Jim: We were- I think she was just trying to-
Deangelo: No, no, no, I know what you're doing. Just quit it.

Quote from Michael Scott

Deangelo: I want to hear from the rank and file. How can I be the best manager for you all? What can I do better?
Michael Scott: You know what, everybody? You have to be honest, here. You can't say that everything is perfect, right? So, come up with something.
Oscar: Well, Deangelo, I'd say communication could be improved. People stopped reading memos, so everyone marks them urgent.
Michael Scott: Okay, you know what, I mark it urgent A, urgent B, urgent C, urgent D. Urgent A is the most important, urgent D you don't even really have to worry about.
Erin: Okay, Michael, can you stop talking now?
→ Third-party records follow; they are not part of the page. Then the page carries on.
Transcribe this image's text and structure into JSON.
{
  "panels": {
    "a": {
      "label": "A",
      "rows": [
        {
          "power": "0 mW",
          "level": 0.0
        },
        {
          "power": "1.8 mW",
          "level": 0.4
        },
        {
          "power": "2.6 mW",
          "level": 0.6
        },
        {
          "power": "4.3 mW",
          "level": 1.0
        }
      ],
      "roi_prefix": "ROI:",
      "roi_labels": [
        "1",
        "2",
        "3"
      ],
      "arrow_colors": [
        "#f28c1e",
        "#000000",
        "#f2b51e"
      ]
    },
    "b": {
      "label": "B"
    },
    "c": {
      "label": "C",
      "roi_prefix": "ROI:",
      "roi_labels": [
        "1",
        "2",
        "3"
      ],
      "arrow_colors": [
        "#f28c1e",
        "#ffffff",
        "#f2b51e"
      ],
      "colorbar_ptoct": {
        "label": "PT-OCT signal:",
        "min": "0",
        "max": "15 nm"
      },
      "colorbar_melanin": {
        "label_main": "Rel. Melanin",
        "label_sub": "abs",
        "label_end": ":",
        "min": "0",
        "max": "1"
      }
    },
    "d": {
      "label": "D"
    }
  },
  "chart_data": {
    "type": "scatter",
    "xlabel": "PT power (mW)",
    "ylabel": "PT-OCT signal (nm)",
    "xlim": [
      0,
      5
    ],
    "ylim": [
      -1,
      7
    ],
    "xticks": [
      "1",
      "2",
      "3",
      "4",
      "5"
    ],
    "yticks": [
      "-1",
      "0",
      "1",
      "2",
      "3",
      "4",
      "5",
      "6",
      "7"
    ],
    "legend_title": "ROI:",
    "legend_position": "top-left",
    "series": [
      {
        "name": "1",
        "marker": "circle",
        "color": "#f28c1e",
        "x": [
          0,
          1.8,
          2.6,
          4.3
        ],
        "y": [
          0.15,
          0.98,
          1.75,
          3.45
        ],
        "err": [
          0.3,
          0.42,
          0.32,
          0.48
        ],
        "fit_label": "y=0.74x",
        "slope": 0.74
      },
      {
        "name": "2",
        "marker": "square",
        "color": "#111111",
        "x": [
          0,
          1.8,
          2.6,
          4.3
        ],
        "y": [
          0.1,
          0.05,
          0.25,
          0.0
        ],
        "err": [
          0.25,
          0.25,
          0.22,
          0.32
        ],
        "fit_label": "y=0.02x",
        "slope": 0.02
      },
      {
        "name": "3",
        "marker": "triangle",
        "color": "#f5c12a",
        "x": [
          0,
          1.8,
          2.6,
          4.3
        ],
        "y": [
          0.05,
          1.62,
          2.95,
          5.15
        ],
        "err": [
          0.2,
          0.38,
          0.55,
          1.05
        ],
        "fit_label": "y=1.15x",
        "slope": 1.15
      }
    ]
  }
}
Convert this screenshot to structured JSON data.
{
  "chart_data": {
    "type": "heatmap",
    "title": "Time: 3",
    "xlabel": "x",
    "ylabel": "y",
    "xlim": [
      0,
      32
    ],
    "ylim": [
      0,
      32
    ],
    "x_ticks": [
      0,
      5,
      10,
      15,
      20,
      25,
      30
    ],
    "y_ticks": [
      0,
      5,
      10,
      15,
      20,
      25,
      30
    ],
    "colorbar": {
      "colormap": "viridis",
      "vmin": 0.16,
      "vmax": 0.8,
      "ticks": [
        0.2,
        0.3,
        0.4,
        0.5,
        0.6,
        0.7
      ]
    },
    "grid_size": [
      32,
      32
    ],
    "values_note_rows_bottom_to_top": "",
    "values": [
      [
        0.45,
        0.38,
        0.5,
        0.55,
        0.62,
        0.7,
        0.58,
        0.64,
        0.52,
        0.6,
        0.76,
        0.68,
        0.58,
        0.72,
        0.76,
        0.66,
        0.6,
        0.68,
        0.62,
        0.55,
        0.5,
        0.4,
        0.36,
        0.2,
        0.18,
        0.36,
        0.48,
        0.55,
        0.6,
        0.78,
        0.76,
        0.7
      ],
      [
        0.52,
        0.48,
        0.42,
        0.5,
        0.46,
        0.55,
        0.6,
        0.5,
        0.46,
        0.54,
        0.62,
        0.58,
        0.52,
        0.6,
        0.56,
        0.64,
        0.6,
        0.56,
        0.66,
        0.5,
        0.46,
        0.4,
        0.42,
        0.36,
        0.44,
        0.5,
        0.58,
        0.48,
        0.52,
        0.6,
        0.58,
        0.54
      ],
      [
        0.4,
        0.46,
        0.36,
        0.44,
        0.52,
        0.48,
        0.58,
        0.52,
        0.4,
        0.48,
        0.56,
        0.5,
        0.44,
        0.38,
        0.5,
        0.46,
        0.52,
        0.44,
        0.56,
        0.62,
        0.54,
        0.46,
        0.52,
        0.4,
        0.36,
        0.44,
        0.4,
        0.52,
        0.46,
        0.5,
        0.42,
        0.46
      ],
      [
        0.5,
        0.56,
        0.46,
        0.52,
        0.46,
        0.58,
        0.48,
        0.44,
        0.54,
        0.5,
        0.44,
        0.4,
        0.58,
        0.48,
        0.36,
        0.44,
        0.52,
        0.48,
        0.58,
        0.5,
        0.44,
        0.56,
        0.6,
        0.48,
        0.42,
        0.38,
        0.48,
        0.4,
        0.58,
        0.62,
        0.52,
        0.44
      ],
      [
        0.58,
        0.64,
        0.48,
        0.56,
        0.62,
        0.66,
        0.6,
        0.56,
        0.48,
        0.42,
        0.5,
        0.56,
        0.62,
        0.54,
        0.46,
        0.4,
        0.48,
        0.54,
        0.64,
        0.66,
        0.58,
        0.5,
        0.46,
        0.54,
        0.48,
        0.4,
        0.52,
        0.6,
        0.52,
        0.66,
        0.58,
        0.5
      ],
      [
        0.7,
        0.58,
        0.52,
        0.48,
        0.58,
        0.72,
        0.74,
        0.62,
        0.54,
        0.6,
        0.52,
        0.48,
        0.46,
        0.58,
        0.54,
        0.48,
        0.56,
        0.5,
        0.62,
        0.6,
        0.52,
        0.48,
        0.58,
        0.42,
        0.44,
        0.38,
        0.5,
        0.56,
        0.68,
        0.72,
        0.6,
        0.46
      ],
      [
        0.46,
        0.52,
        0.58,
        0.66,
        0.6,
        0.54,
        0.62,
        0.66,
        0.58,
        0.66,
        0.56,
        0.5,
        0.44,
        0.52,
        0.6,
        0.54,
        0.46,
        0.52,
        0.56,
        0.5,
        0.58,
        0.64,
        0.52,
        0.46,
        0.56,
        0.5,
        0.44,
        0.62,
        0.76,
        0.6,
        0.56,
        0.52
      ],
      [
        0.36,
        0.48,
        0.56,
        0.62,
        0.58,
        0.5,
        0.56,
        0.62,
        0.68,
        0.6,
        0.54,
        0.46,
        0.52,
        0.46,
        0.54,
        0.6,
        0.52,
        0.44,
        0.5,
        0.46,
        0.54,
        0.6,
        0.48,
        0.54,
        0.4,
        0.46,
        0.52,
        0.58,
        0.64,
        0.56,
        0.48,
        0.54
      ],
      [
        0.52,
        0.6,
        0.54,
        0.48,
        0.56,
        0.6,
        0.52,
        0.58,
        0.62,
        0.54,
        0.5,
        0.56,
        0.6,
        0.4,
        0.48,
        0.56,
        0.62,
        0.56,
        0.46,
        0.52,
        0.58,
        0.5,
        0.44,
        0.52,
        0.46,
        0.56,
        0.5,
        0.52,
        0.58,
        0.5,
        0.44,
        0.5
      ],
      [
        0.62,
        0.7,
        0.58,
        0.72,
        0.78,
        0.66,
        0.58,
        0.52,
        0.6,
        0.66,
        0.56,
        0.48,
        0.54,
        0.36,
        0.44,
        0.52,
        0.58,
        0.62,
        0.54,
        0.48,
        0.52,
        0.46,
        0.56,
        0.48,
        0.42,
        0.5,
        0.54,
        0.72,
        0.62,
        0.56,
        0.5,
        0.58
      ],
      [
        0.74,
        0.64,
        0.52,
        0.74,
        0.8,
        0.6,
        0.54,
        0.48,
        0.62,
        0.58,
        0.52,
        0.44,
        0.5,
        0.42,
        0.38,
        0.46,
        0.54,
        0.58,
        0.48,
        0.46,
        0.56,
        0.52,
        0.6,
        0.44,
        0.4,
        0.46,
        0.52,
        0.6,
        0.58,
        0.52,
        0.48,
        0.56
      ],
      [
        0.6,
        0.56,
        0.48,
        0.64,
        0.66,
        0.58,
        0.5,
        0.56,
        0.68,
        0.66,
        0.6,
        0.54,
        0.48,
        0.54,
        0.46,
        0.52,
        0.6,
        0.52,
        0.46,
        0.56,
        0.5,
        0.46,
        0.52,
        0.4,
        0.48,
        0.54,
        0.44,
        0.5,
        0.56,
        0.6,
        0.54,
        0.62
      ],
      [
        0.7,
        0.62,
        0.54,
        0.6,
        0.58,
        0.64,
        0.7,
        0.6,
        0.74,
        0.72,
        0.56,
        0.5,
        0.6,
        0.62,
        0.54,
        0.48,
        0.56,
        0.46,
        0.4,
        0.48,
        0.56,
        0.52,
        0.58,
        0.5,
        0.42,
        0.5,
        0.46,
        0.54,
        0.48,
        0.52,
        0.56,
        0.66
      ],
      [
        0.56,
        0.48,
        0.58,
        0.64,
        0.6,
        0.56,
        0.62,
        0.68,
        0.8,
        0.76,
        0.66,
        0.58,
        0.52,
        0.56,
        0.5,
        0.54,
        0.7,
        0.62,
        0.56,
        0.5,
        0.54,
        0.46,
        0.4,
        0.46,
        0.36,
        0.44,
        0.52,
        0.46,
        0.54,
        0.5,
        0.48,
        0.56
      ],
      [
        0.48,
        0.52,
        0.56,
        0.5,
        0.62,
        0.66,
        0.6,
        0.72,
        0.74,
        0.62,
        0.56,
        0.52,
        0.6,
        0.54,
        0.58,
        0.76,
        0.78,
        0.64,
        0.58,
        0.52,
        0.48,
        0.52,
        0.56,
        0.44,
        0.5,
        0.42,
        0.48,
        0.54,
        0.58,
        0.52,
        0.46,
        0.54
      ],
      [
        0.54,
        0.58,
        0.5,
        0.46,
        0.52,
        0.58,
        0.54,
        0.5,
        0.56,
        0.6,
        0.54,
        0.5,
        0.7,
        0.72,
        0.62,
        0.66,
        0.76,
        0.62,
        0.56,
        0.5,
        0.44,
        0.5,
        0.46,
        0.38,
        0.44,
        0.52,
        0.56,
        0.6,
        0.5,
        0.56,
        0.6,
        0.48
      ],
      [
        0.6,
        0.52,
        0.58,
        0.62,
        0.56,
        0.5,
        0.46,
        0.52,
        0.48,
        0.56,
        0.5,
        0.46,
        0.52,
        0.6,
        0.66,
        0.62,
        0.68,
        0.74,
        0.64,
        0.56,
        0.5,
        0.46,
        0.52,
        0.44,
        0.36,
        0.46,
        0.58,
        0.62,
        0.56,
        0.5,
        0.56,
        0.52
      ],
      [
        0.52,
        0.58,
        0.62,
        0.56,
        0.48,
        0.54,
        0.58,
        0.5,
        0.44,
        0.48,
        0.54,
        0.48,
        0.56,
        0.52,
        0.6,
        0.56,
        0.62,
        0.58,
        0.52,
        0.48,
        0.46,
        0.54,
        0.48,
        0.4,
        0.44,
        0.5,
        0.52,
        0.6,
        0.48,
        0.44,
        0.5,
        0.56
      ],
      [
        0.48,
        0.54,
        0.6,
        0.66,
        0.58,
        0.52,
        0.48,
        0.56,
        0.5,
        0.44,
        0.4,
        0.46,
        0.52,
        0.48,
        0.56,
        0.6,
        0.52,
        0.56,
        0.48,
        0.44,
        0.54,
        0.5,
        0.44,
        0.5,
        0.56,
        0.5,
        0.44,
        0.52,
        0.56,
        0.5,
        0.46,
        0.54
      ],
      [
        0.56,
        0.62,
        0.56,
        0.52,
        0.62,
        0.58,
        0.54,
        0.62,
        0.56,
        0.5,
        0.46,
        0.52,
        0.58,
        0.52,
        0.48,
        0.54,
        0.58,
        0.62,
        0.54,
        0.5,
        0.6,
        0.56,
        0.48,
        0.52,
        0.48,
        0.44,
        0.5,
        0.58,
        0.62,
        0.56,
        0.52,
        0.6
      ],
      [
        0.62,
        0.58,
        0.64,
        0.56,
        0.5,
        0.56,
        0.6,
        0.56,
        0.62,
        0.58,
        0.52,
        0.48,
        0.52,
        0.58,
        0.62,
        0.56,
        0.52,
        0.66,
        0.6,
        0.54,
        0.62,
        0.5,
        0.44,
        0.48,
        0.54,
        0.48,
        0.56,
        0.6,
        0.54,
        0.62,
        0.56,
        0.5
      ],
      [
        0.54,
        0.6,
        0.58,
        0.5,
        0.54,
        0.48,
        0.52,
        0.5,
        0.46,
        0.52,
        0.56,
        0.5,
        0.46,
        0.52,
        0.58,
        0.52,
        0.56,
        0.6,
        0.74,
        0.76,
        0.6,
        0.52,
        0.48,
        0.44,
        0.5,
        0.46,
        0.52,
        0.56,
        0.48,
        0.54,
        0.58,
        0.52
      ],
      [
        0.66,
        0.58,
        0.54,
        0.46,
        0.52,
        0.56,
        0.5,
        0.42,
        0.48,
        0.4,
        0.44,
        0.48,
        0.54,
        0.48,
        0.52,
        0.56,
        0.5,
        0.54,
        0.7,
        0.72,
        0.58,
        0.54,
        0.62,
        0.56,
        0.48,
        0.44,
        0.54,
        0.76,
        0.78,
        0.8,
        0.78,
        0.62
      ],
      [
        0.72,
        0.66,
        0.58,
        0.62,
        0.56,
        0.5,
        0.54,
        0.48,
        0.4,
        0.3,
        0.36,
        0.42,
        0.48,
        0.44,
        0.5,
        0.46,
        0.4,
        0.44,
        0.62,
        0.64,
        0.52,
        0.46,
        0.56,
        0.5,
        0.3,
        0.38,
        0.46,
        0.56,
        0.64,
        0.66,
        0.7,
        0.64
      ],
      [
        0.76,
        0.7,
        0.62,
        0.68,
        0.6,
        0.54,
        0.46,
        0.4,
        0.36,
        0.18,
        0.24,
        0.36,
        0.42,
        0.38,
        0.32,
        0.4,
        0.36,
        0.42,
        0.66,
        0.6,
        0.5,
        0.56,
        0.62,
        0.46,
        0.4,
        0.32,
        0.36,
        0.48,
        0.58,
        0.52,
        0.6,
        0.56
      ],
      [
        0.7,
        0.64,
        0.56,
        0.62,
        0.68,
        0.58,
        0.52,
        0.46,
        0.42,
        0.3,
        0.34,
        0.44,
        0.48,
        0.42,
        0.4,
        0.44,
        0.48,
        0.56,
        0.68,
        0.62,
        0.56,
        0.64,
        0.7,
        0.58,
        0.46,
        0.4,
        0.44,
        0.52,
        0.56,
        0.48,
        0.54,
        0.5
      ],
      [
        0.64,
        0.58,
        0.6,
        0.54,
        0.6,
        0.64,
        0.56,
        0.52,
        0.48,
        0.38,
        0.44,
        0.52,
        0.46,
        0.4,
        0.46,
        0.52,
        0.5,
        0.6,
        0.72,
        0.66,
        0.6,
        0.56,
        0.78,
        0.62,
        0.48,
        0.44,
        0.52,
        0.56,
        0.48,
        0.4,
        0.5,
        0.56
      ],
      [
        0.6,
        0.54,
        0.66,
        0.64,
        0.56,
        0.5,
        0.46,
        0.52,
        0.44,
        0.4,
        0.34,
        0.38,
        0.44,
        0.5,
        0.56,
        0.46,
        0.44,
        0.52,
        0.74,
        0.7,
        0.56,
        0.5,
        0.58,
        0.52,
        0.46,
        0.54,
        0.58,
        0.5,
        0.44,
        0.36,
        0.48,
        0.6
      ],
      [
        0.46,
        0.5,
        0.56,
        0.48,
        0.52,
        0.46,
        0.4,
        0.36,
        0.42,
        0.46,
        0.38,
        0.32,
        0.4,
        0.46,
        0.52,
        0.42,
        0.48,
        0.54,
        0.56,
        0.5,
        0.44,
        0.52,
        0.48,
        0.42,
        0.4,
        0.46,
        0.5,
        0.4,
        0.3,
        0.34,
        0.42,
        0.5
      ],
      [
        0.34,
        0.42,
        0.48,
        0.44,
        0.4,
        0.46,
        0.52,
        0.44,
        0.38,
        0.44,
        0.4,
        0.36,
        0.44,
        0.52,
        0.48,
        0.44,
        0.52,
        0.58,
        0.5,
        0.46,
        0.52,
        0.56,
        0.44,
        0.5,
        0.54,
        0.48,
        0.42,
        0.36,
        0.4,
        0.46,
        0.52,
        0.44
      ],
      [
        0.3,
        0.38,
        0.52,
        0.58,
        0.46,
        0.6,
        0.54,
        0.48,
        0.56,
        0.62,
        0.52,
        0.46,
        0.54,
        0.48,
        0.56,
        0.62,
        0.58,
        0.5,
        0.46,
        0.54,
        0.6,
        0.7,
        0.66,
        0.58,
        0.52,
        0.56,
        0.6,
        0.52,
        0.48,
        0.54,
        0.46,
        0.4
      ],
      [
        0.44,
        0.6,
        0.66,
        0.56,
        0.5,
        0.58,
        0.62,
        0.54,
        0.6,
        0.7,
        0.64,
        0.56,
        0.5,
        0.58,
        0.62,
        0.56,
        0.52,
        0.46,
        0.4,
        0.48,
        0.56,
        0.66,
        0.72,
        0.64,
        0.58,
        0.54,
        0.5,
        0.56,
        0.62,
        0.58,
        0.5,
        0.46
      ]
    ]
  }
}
I need to shave your lips.
Michael Scott: Don't shave my lips.

Quote from Andy

Deangelo: [Andy walks into room] What's up?
Andy: I don't mean to go into a rant here, but...
[aside to camera:]
Andy: I wrote the perfect joke. Topical, edgy, funny.
[back:]
Andy: ...I saw this thing in the news. Democrats want electric cars. Republicans don't. I'm thinking, "How crazy is it that we have a car debate going on in a city known for gridlock."
Deangelo: Um. Let's not- Let's not talk politics in the office, okay? I like you better as a funny guy.
Andy: [leans on table] I wasn't taking a position. It's just sort of one of those things where- [table collapses]
Deangelo: [laughter] Now, that's funny! That's funny! You walk much?

Quote from Gabe

Dwight K. Schrute: How do I become a manger at Sabre?
Gabe: First thing's first, thank you for coming to me directly. I know you could have called Tallahassee but they would've just looped back to me, so, it's cool you recognized my role here.
Dwight K. Schrute: I left a message at corporate.
Gabe: Ah. There you go. Get a recommendation from Michael. That'll put you right on the shortlist for next time there's an opening.
Dwight K. Schrute: Can't you just use the recommendation you already have on file?
Gabe: What recommendation?
Dwight K. Schrute: From when he recommended me to replace him.
Gabe: ... Um... I'm sorry, I never know how to act in these awkward-type situations.

Quote from Michael Scott

[As Michael and Deangelo embrace in an awkward hug:]
Michael Scott: Why did you have to be so damn good?
Deangelo: I... I'm adequate. I'm half as good as you.
Michael Scott: No, no, no. Come on. You are good, they know it.
Deangelo: Will you do me a favor and enjoy this time, okay? You've worked so hard, get your senioritis on. It's Lake Havasu time!
Michael Scott: Guess I've been working so hard I forgot what it's like to be hardly working.